Belle dan Ivette masuk ke dalam gedung lagi. Setiap kali mereka masuk ke dalam, tikus-tikus berlomba lari lagi di atas. Mungkin sedang ada pertandingan lacrosse antar gedung Universitas Palefaith di sana hingga suaranya seramai itu. Belle mengabaikan lengannya yang merinding. Ia berjalan menuju tempat ia meletakkan ember tadi.
Belle berdoa dalam hati. Ia melangkah perlahan, dan ketika ia melongok ke dalam ember, jantungnya berdegup kencang. Betapa kecewanya ia ketika ia melihat tak ada seekor tikus pun di dalamnya. Rasa panas juga tiba-tiba menjalarinya, kemungkinan dari api amarah Ivette yang memang ada di sisi kirinya.
“BELLE!! KAMU ME—“
Ivette benar-benar marah. Sedari tadi dia memang marah, namun kini amarahnya seperti gunung di seluruh permukaan bumi meletus secara bersamaaan. Mata Belle melebar. Ia menutup mulut Ivette dengan tangannya dan menariknya keluar. Setelah di luar, tentunya Ivette akan memarahinya dengan keras.
Belle sudah siap mendengarkan. Mau bagaimana pun, ia sudah terbiasa dimarahi oleh kedua orang tuanya.
Namun, Ivette seakan tak punya energi untuk marah. Gadis itu hanya diam lalu berjongkok. Suara tangis terdengar setelahnya. Isak tangis itu membuat Lyra terbangun dari tidurnya. Belle melebarkan mata melihat bahu Ivette yang tersengal-sengal.
“Hari ini ... aku ... pasti sangat sial, bertemu denganmu,” kata Ivette dengan menyebalkan.

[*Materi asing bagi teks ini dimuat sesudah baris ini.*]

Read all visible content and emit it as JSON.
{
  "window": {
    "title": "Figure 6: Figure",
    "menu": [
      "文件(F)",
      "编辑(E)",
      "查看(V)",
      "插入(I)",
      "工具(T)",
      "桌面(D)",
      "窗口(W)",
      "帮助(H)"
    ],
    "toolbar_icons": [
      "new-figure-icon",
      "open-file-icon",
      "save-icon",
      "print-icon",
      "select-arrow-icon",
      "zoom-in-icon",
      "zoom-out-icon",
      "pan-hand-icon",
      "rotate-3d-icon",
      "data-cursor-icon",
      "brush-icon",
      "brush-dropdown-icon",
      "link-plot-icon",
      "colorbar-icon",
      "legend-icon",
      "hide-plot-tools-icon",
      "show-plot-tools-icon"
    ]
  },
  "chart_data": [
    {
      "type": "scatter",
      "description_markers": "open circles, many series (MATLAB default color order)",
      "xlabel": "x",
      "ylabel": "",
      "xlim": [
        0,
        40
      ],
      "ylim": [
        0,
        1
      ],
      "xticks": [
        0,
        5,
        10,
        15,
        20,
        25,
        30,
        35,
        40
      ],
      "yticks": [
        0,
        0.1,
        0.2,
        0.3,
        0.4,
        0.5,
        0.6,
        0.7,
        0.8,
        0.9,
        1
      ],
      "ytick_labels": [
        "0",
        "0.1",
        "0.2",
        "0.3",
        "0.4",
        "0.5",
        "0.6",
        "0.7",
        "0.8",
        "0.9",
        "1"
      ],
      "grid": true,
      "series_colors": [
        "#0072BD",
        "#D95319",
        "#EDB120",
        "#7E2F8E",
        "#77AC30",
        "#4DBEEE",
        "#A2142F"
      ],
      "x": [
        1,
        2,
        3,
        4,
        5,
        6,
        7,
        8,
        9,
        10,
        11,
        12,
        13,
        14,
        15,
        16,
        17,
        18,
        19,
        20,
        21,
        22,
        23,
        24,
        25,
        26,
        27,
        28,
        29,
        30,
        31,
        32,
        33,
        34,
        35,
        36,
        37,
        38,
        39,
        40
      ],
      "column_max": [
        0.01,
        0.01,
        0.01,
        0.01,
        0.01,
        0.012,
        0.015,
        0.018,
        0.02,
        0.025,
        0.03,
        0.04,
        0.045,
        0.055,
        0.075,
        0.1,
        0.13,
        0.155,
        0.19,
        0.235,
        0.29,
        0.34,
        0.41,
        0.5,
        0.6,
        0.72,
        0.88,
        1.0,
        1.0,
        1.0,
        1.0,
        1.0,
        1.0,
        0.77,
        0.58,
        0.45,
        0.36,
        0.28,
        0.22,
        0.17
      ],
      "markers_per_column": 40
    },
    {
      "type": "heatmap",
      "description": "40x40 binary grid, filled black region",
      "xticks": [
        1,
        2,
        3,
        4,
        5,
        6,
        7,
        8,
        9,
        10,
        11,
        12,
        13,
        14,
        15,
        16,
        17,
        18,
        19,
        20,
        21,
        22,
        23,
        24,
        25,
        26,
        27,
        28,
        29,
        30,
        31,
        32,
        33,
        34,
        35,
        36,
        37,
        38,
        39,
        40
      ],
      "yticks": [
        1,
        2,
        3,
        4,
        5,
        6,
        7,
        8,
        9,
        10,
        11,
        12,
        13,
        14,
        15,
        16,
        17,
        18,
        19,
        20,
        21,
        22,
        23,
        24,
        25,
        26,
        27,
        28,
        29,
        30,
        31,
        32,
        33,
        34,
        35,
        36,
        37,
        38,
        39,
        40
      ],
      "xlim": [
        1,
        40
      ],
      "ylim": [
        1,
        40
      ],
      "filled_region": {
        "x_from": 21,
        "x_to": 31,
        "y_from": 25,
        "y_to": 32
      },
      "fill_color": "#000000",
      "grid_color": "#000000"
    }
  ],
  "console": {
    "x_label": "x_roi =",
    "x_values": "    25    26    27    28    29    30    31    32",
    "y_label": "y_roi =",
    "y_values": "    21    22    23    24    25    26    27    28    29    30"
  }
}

Belle kasihan juga mendengar tangis gadis itu. Ia ingin menghiburnya, namun gadis itu pasti akan membenci setiap sentuhan dan kata-kata yang ia ucapkan. Saat itu, tak salah lagi, Belle mendengar sesuatu yang jatuh di antara isak tangis Ivette.
Belle menghambur masuk ke dalam gedung lagi.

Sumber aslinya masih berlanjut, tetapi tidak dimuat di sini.